Pro Jahr ein bis drei neue moderne Therapien
Durch neue therapeutische Optionen für Patienten mit Duchenne Muskeldystrophie (DMD) kündige sich eine neue große Arbeitswelle an, mahnte der Kinderneurologe bei einem gemeinsamen Symposium von Springer Medizin und Pfizer. „Ärzte sorgen sich, wie diese zusätzliche Belastung zu schaffen ist.“ Aktuell gebe es zwölf Genersatztherapien und zahlreiche modifizierende Therapien. „Und jedes Jahr kommen ein bis drei weitere Therapien hinzu“, so Hahn. Teilweise seien nur wenige Patienten betroffen, teilweise ginge es etwas mehr in die Breite.

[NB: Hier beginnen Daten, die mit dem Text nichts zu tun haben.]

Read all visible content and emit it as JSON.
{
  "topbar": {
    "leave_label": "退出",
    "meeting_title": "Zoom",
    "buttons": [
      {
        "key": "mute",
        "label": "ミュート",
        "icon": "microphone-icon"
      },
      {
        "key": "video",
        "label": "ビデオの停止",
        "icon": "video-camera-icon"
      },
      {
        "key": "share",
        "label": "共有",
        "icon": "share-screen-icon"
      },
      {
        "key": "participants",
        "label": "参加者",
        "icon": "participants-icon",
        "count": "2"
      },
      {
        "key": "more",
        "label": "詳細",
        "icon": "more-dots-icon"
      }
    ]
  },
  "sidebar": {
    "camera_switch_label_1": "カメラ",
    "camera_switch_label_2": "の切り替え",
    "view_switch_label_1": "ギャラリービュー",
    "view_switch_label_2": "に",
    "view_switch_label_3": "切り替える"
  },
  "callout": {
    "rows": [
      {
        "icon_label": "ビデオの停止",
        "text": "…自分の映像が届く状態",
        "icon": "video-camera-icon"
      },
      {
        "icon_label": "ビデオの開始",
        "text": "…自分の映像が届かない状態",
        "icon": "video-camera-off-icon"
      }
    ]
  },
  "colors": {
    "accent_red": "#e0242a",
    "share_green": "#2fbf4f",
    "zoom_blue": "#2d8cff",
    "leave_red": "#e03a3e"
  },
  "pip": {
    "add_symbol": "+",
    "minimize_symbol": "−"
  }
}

„Leider keine Möglichkeiten“ ist Vergangenheit
Dabei ließ Hahn keinen Zweifel am Nutzen moderner Gentherapien. So seien bei der schwersten Form einer SMA die Kinder früher binnen zwölf Monaten gestorben. „Wir Ärzte mussten den Eltern sagen, dass es leider keine Möglichkeiten gibt.“ Die drei derzeit verfügbaren Therapeutika haben das geändert. Mit ein Grund, weshalb SMA im Oktober 2021 ins Neugeborenen-Screening aufgenommen wurde. „Pro Jahr werden etwa 90 Kinder mit SMA diagnostiziert“, sagte Hahn.
Gentherapien nur in spezialisierten Zentren
Zugleich machte er einen Vorschlag, wie Abhilfe zu schaffen sei. „Die Therapien müssen in spezialisierten Zentren erfolgen.“ Diese müssten über entsprechende Kapazitäten und Ausstattung verfügen und selbstverständlich auch die nötige Kompetenz und Expertise. Das gelte sowohl für Indikationsstellungen, Durchführung und Nachverfolgung beim Einsatz von Gentherapeutika. Aktuell gebe es in Deutschland 15 Zentren für neuromuskuläre Erkrankungen, erinnerte der Neuropädiater. Als weiteren zwingenden Punkt nannte Hahn die Vernetzung der beteiligten Einrichtungen.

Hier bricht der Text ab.